Indian companies are investing more on securing their data rather than pumping more money into technology as they try to build comprehensive solutions to prevent hackers from attacking their network, said Sanjai Gangadharan, regional director SAARC of A10 Networks.
“IT budgets are shrinking and security budgets are going up,” Mr. Gangadharan said. “Security investments or budgets in India have doubled or even tripled. There are now security departments under a chief information officer, chief security officer or a risk officer, which are being allocated a lot of budgets. IT budgets are shrinking because it is mostly pay-as-you-go model now, and there is less capital expenditure required. “Also, overall costs are coming down. Here, the device cost may come down, but the need for building an overall solution which has more components, and upgrading it with more features and functionalities, that is on the rise.”
Global spending on information security products and services will reach more than $114 billion in 2018, an increase of 12.4% from last year, according to an August 16 report from Gartner, Inc. In 2019, the market is forecast to grow 8.7% to $124 billion. Privacy concerns, persisting skills shortages and regulatory changes such as EU’s Global Data Protection Regulation (GDPR) are the main drivers, said Siddharth Deshpande, research director at Gartner.

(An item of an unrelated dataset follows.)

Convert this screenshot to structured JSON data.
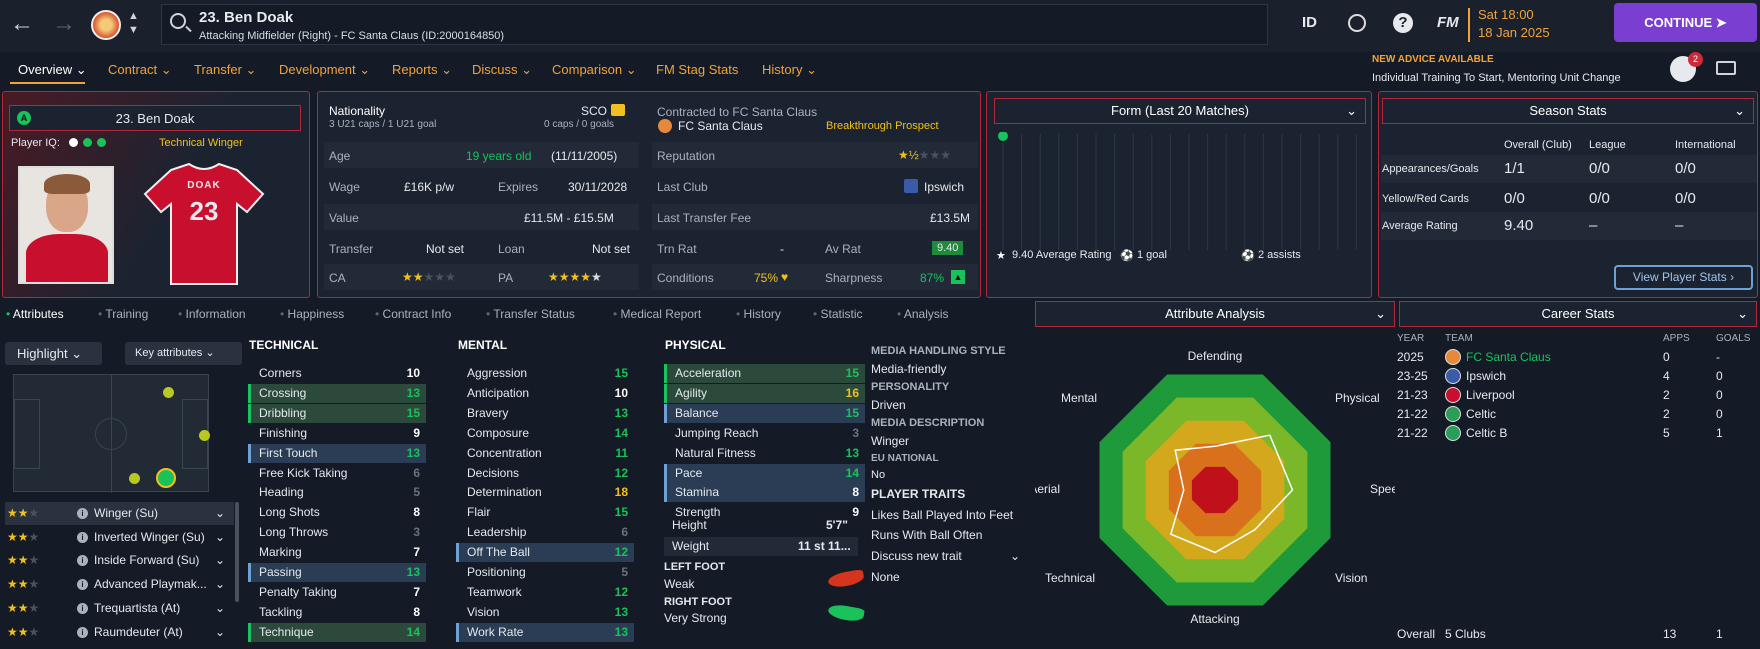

A recent attack on Singapore Health Services (SingHealth) network compromised personal health records of 1.5 million patients in the island and reinforced the need to view sensitive data and IT systems as critical infrastructure, he said. Today everybody has realised that PCs, servers, networks, applications have all become commoditised. One can go and pick any of it up, very easily.
Now what all this generates is a huge amount of data. This data belongs to the enterprise. And the security of this data, in terms of who should access this data, where should it be accessed from, where should it be stored, all of this will always be the decision of the enterprise. So what will remain with the enterprise is two things — one is the storage of data, how to store the data, where to store it and in what form, and the second is how to keep this information secure.